Stock futures stall after major averages close lower, S&P 500 retreats from record


Traders work on the floor of the New York Stock Exchange.


U.S. stock index futures were little changed early Wednesday, after the major averages finished Tuesday’s session in the red.

Futures contracts tied to the Dow Jones Industrial Average pointed to an opening gain of less than 10 points. S&P 500 futures and Nasdaq 100 futures were also flat.

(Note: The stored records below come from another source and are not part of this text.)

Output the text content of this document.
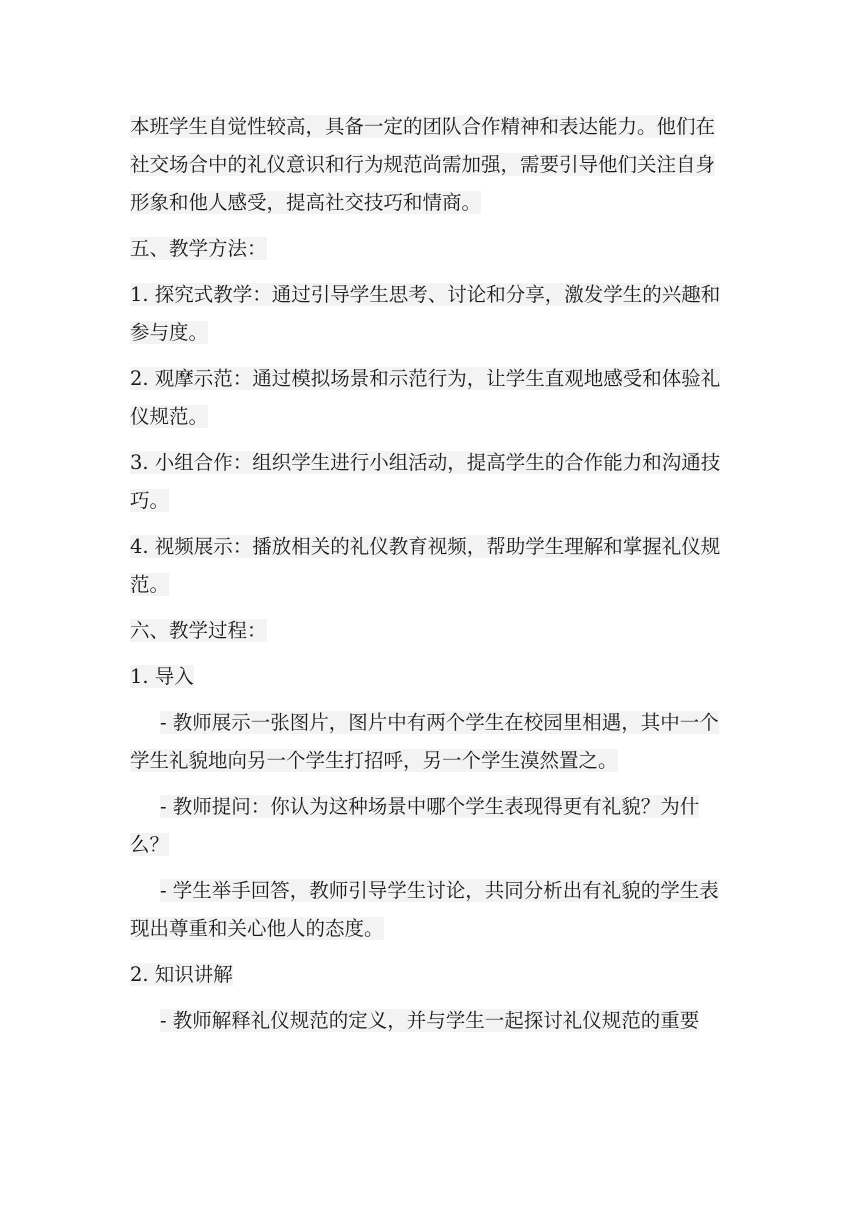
本班学生自觉性较高，具备一定的团队合作精神和表达能力。他们在社交场合中的礼仪意识和行为规范尚需加强，需要引导他们关注自身形象和他人感受，提高社交技巧和情商。

五、教学方法：

1. 探究式教学：通过引导学生思考、讨论和分享，激发学生的兴趣和参与度。

2. 观摩示范：通过模拟场景和示范行为，让学生直观地感受和体验礼仪规范。

3. 小组合作：组织学生进行小组活动，提高学生的合作能力和沟通技巧。

4. 视频展示：播放相关的礼仪教育视频，帮助学生理解和掌握礼仪规范。

六、教学过程：

1. 导入

- 教师展示一张图片，图片中有两个学生在校园里相遇，其中一个学生礼貌地向另一个学生打招呼，另一个学生漠然置之。

- 教师提问：你认为这种场景中哪个学生表现得更有礼貌？为什么？

- 学生举手回答，教师引导学生讨论，共同分析出有礼貌的学生表现出尊重和关心他人的态度。

2. 知识讲解

- 教师解释礼仪规范的定义，并与学生一起探讨礼仪规范的重要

The major averages pulled back from record highs to close in negative territory during regular trading. The Dow slid 97 points, or 0.3%, breaking a two-day winning streak. The S&P hit a record high, but retreated during afternoon trading and ultimately closed 0.1% lower for its first negative session in four. The Nasdaq Composite declined 0.05%, also snapping a three-day winning streak.

“There are lots of reasons to be excited about the months ahead, and we’re generally optimistic for this year,” noted Lindsey Bell, chief investment strategist at Ally Invest. “Stocks’ momentum is strong, no doubt about that. But the market may be ready to take a breather as investors digest all the good news, determine how much of that is priced in and weigh it against uncertain risks like inflation,” she added.

Strong economic data — including March’s jobs report that handily beat expectations — has fueled stocks’ ascent in recent sessions. All three major averages are coming off their fourth straight quarter of gains as the economic recovery from Covid-19 accelerates.

The International Monetary Fund on Tuesday raised its 2021 growth outlook for the global economy to 6%, up from January’s forecast of 5.5%. The organization said that “a way out of this health and economic crisis is increasingly visible.” The IMF did, however, warn of “daunting challenges” given the varied pace of vaccine rollouts around the world.

“From a positioning standpoint, we still view equities as attractive on a relative basis,” noted Keith Lerner, chief market strategist at Truist. “Even though we expect periodic setbacks, U.S. stocks have risen 85% of the time during economic expansions, and valuations remain attractive relative to fixed income.”

Rising yields have spooked investors recently, sparking a rotation out of growth and into value-oriented areas of the market. On Tuesday, the 10-year Treasury yield dipped to 1.65%.

The Federal Open Market Committee will publish the minutes from its March meeting, where the central bank opted to leave interest rates unchanged, on Wednesday. The minutes could offer investors a clue as to when the Fed might hike interest rates.